Comparative total daily cases between Brazil & Peru
Now we look into a different visualization of data. We will plot a
comparitive scatter plot between the total daily cases between the
countries for the given time period.
scatter_plot_1 <- ggplot(data = covid19stats_2020, aes(x = date)) +
geom_point(aes(y = brazil_daily_cases), color = "blue", size = 3) +
geom_point(aes(y = Peru_daily_cases), color = "red", size = 3) +
labs(title = "Comparative Scatterplot of daily cases of Brazil & Peru", x = "Months", y = "Total Daily Cases") +
scale_color_manual(values = c("blue", "red"))
ggplotly(scatter_plot_1)
The data-set above presents a comparative scatter plot of daily
COVID-19 cases in Brazil and Peru.
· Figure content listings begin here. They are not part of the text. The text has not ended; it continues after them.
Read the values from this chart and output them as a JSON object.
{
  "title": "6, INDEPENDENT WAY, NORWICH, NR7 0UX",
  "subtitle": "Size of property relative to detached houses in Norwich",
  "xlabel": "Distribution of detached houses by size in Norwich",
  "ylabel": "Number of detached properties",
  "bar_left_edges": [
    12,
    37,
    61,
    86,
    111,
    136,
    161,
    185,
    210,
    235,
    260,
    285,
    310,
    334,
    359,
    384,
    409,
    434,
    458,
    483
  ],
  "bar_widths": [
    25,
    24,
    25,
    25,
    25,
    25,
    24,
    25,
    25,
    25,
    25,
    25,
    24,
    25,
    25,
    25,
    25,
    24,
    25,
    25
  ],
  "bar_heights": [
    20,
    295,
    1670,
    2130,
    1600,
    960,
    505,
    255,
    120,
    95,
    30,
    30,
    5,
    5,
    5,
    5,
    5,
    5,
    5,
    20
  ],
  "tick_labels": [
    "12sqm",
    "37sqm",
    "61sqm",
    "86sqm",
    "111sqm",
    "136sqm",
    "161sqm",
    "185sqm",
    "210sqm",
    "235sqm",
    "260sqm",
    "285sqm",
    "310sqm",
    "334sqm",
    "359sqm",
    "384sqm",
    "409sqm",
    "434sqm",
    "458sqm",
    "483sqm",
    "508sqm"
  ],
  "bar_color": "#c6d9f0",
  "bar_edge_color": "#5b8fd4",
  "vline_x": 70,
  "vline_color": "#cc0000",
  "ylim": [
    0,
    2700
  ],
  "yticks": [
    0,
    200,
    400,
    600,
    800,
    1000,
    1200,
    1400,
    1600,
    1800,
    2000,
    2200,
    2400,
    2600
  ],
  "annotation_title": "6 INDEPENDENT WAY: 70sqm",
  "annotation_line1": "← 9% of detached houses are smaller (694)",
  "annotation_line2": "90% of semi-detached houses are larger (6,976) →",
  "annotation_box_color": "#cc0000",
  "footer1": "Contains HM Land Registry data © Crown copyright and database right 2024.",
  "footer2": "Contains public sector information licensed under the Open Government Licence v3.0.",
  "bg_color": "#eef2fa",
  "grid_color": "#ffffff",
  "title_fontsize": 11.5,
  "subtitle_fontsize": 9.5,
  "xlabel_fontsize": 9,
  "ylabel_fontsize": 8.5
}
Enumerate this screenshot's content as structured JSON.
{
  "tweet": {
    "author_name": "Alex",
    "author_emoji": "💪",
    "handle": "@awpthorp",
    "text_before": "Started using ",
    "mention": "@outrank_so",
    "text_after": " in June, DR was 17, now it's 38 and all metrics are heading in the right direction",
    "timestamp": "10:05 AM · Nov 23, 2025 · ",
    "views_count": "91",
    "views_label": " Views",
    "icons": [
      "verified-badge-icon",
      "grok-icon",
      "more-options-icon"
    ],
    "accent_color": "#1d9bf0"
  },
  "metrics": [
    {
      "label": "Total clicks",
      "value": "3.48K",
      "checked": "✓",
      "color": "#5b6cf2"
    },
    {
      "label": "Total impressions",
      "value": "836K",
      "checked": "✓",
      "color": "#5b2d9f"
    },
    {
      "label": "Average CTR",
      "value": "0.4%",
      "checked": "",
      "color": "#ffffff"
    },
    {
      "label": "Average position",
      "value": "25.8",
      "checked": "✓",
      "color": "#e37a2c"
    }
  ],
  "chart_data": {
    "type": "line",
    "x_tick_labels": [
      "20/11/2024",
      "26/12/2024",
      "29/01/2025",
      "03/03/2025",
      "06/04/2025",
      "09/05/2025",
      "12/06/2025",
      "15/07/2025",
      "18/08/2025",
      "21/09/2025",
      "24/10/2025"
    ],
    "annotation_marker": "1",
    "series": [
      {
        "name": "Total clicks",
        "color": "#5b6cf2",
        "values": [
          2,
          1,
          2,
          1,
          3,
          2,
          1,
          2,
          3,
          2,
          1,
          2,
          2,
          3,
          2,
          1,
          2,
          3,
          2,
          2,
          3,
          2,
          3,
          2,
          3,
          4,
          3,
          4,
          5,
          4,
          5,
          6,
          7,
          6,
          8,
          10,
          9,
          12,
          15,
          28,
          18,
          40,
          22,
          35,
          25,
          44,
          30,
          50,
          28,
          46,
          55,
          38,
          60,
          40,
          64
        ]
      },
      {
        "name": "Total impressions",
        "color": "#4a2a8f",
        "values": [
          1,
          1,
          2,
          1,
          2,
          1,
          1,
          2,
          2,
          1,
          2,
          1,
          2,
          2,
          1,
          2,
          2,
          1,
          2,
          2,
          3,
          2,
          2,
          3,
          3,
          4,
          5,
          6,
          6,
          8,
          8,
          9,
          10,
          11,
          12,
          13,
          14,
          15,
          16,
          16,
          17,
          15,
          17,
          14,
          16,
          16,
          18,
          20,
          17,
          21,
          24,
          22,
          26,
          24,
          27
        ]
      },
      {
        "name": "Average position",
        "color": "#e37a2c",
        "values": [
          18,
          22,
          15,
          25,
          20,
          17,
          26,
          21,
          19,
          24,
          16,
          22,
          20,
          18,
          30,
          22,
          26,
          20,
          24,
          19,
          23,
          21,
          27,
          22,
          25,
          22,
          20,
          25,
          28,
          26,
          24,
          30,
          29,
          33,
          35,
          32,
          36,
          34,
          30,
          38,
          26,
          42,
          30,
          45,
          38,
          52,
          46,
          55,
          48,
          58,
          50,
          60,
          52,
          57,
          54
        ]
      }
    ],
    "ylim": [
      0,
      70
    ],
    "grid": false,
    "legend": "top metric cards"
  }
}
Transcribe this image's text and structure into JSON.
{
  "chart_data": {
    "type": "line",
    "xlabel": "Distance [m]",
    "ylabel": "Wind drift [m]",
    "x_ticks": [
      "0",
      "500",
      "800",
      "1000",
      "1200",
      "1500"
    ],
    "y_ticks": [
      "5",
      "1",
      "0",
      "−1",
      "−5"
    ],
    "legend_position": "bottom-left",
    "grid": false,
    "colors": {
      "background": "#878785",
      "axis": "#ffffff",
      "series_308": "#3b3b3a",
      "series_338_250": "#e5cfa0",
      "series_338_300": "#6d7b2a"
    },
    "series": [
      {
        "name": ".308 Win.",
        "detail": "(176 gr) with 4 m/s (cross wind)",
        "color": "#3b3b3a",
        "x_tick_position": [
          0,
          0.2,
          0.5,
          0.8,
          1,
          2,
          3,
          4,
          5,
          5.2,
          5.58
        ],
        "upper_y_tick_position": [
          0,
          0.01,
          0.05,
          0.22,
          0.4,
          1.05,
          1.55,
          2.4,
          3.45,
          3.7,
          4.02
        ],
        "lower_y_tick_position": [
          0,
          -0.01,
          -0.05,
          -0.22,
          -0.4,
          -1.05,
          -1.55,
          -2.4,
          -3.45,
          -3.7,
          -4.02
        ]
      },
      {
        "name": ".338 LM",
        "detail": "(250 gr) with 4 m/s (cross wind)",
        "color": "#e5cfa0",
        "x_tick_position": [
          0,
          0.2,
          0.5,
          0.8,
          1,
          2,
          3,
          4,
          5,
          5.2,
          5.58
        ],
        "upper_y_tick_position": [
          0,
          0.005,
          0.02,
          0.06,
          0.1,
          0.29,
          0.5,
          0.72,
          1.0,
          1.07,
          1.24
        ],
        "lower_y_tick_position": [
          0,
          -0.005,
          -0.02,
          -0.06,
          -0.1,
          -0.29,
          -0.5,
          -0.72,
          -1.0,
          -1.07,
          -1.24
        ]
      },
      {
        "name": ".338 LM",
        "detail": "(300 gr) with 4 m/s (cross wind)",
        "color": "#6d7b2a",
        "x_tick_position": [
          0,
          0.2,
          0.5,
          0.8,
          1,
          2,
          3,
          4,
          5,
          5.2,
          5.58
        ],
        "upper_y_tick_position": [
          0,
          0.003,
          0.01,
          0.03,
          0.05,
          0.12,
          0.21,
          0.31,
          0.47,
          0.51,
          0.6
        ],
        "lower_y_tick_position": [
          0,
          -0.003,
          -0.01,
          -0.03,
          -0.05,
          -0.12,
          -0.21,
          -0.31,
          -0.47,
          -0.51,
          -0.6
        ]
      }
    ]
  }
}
In this plot, the red scatter points
correspond to Peru, while the blue scatter points represent Brazil.From
the above scatter-plot we can see that Brazil had a more severe Covid-19
outbreak than Peru, this may be due to Brazil’s comparatively higher
population than Peru, thus more people were exposed to the virus.
Total Cases of Covid-19 outbreak in Brazil
Now we look into an interactive line graph of the total cases of the
Covid-19 outbreak in Brazil
line_chart <-ggplot(covid19stats_2020, aes(x = date, y = brazil_total_cases, group = 1 )) +
geom_line(color= "red", size= 1.5) +
labs(title = "Total Cases of Covid-19 outbreak in Brazil",
x = "Months",
y = "Total Cases") +
theme(
plot.title = element_text(size = 18, face = "bold", color = "blue"),
panel.background = element_rect(fill = "lightgray"),
panel.grid.major = element_line(color = "gray", linetype = "dashed"),
panel.grid.minor = element_line(color = "gray", linetype = "dotted")
)
## Warning: Using `size` aesthetic for lines was deprecated in ggplot2 3.4.0.
## ℹ Please use `linewidth` instead.
## This warning is displayed once every 8 hours.
## Call `lifecycle::last_lifecycle_warnings()` to see where this warning was
## generated.
ggplotly(line_chart)
From the above animated line graph, we can see that the total cases
of Covid-19 outbreak has significantly increased over the course of the
5 months period. The cases have made a steep climb from its first case
in the 25th of February to 691,962 cases by the 7th of June 2020.
Conclusion
The purpose of this project was to illustrate basic data
visualizations using R, focusing on the COVID-19 outbreak data-set for
Brazil and Peru from February 15th to June 7th, 2020.